Il a passé les neuf dernières années de sa vie à l'Alterszentrum Platten, une maison de retraite dont les larges baies vitrées donnent sur le lac de Zurich. Andreas Däscher pouvait encore voir le ciel mais ce n'était plus comme avant, cela faisait longtemps qu'il ne le volait plus avec des skis aux pieds et quatre ans que sa vie était bien différente, depuis qu'en 2019 il avait perdu en peu de temps sa femme (avec laquelle il avait été marié 72 ans) et un fils.
Il était un vieux monsieur de 96 ans et rien chez lui ne laissait penser qu'il avait été un champion du sport suisse, l'idole d'une génération, une personnalité qui avait transformé durablement sa discipline en démocratisant ce qui allait devenir la «technique Däscher».
Pour comprendre tout ce qui a changé après lui, il faut se souvenir que lorsque le natif de Clavadel (juste au-dessus de Davos) a commencé sa carrière en 1944 et jusqu'au milieu des années 50, les sauteurs à ski quittaient le tremplin avec les bras en avant.
Andreas Däscher a décidé de faire les choses autrement, d'être quelqu'un de différent, et il a commencé à sauter avec les bras tendus vers l'arrière et près du corps.
Les juges n'ont évidemment pas vu d'un très bon oeil l'arrivée de ce drôle d'oiseau sous leurs fenêtres et se sont mis à le sanctionner durement dans leurs notes.
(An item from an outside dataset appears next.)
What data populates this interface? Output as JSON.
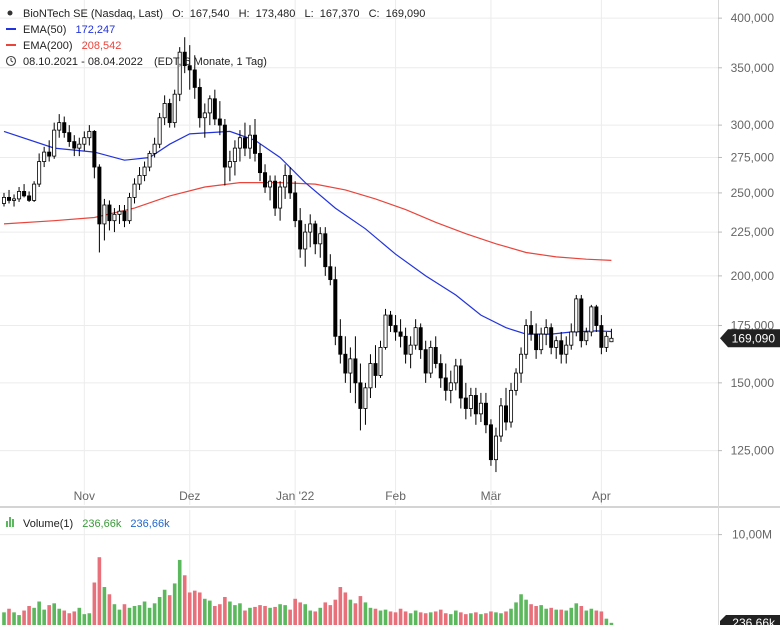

La Fédération suisse de ski a même menacé de l'exclure de l'équipe nationale s'il ne renonçait pas à sa «lubie» (c'est ainsi qu'elle avait nommé la chose), mais c'était mal connaître le tempérament de cet apprenti plombier et chauffagiste.
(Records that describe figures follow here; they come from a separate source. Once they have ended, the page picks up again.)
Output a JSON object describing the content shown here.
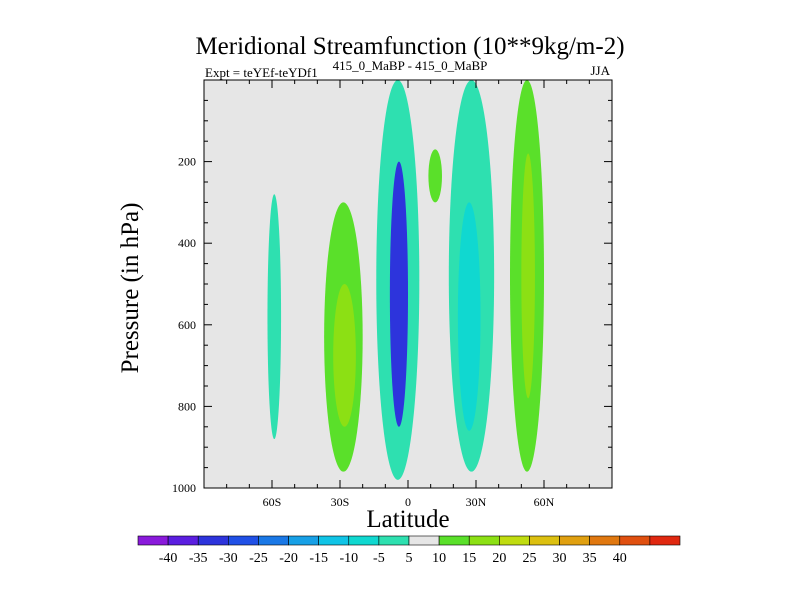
{
  "chart_data": {
    "type": "contour",
    "title": "Meridional Streamfunction (10**9kg/m-2)",
    "subtitle_left": "Expt = teYEf-teYDf1",
    "subtitle_center": "415_0_MaBP - 415_0_MaBP",
    "subtitle_right": "JJA",
    "xlabel": "Latitude",
    "ylabel": "Pressure (in hPa)",
    "xlim": [
      -90,
      90
    ],
    "ylim": [
      1000,
      0
    ],
    "x_ticks": [
      {
        "value": -60,
        "label": "60S"
      },
      {
        "value": -30,
        "label": "30S"
      },
      {
        "value": 0,
        "label": "0"
      },
      {
        "value": 30,
        "label": "30N"
      },
      {
        "value": 60,
        "label": "60N"
      }
    ],
    "y_ticks": [
      {
        "value": 200,
        "label": "200"
      },
      {
        "value": 400,
        "label": "400"
      },
      {
        "value": 600,
        "label": "600"
      },
      {
        "value": 800,
        "label": "800"
      },
      {
        "value": 1000,
        "label": "1000"
      }
    ],
    "background_color": "#e6e6e6",
    "colorbar": {
      "labels": [
        "-40",
        "-35",
        "-30",
        "-25",
        "-20",
        "-15",
        "-10",
        "-5",
        "5",
        "10",
        "15",
        "20",
        "25",
        "30",
        "35",
        "40"
      ],
      "colors": [
        "#8a1adb",
        "#5b1ee0",
        "#2d34dc",
        "#2050e6",
        "#1a78e6",
        "#17a0e6",
        "#10c4e6",
        "#10d8d0",
        "#2ee0b0",
        "#e6e6e6",
        "#5ae02a",
        "#8ce014",
        "#c0dc10",
        "#dcc010",
        "#e0a010",
        "#e07810",
        "#e05010",
        "#e02810"
      ]
    },
    "contours": [
      {
        "name": "sh-mid-neg",
        "level": -5,
        "lon_range": [
          -62,
          -56
        ],
        "p_top": 280,
        "p_bottom": 880,
        "color": "#2ee0b0"
      },
      {
        "name": "sh-pos-outer",
        "level": 5,
        "lon_range": [
          -37,
          -20
        ],
        "p_top": 300,
        "p_bottom": 960,
        "color": "#5ae02a"
      },
      {
        "name": "sh-pos-inner",
        "level": 10,
        "lon_range": [
          -33,
          -23
        ],
        "p_top": 500,
        "p_bottom": 850,
        "color": "#8ce014"
      },
      {
        "name": "eq-neg-outer",
        "level": -5,
        "lon_range": [
          -14,
          5
        ],
        "p_top": 0,
        "p_bottom": 980,
        "color": "#2ee0b0"
      },
      {
        "name": "eq-neg-core",
        "level": -35,
        "lon_range": [
          -8,
          0
        ],
        "p_top": 200,
        "p_bottom": 850,
        "color": "#2d34dc"
      },
      {
        "name": "nh-small-pos",
        "level": 5,
        "lon_range": [
          9,
          15
        ],
        "p_top": 170,
        "p_bottom": 300,
        "color": "#5ae02a"
      },
      {
        "name": "nh-neg",
        "level": -5,
        "lon_range": [
          18,
          38
        ],
        "p_top": 0,
        "p_bottom": 960,
        "color": "#2ee0b0"
      },
      {
        "name": "nh-neg-inner",
        "level": -10,
        "lon_range": [
          22,
          32
        ],
        "p_top": 300,
        "p_bottom": 860,
        "color": "#10d8d0"
      },
      {
        "name": "nh-pos",
        "level": 5,
        "lon_range": [
          45,
          60
        ],
        "p_top": 0,
        "p_bottom": 960,
        "color": "#5ae02a"
      },
      {
        "name": "nh-pos-inner",
        "level": 10,
        "lon_range": [
          50,
          56
        ],
        "p_top": 180,
        "p_bottom": 780,
        "color": "#8ce014"
      }
    ]
  }
}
Andreas Däscher s'est associé à l'ingénieur aéronautique suisse Reinhard Straumann afin de démontrer que sa technique était plus efficace que celle de ses congénères. Les deux hommes ont réalisé des essais en soufflerie avant de soumettre leurs résultats à la Fédération internationale de ski. Celle-ci a bien été obligée de reconnaître que la «technique Däscher» permettait une meilleure stabilité en vol et des sauts de plus grande envergure, et elle a ainsi accepté de modifier ses règlements en 1958.
C'est ainsi en changeant la façon même de pratiquer son sport qu'Andreas Däscher «est entré dans le dictionnaire historique de la Suisse» (Tages-Anzeiger), un honneur qu'il n'aurait jamais pu obtenir par ses résultats sur les tremplins.
Certes il a remporté neuf titres nationaux, établi un record du monde de distance à Oberstdorf (130m en 1950) et défilé comme porte-drapeau de la délégation suisse aux JO de Squaw Valley en 1960, mais les champions de son sport sont jugés à l'aune de leurs médailles olympiques et Däscher n'en a remporté aucune lors des quatre olympiades auxquelles il a participé (son meilleur résultat a été une 6e place sur le grand tremplin en 1956).
Il laissera pourtant quelque chose de grand et d'inestimable en héritage, une technique qui lui survivra au terme de sa carrière et jusqu'au milieu des années 1980, lorsque la révolution des «skis en V» sera popularisée par l'esprit créatif d'un autre pionnier: le Suédois Jan Boklöv. Les bras sont toujours le long du corps mais les skis ne sont plus parallèles.
Comme son aîné suisse, Boklöv sera lui aussi jugé sévèrement par les arbitres avant que l'efficacité de sa trouvaille ne soit scientifiquement démontrée (elle permettait d'augmenter d'environ 10% la portance du saut) et adoptée par l'ensemble des pratiquants. Le Suédois ne remportera jamais de titre olympique lui non plus et son nom, comme celui de Däscher, disparaîtra progressivement du langage des sauteurs.
Cela peut sembler injuste, parce que changer son sport pour le rendre meilleur est au moins aussi difficile que de remporter une médaille. C'est pour cette raison qu'il faut raconter les histoires de Boklöv et Däscher, même en plein mois d'août, et dire à quel point ils méritent qu'on ne les oublie pas.
C'est ce qu'a fait Gernot Mair. Lui aussi est un vieux monsieur et lui aussi vit au bord du lac de Zurich. Quand il a appris la disparition d'Andreas Däscher il y a deux semaines, il a pris sa plume et rédigé quelques mots qu'il a ensuite fait parvenir à la Zürichsee-Zeitung. Le billet est passé dans le courrier des lecteurs et il témoigne de tout ce que le champion grison représentait à son époque.
Andreas Däscher était un géant de son sport et ce soir, quand on verra le soleil se coucher dans le ciel suisse, c'est à lui qu'on pensera en premier.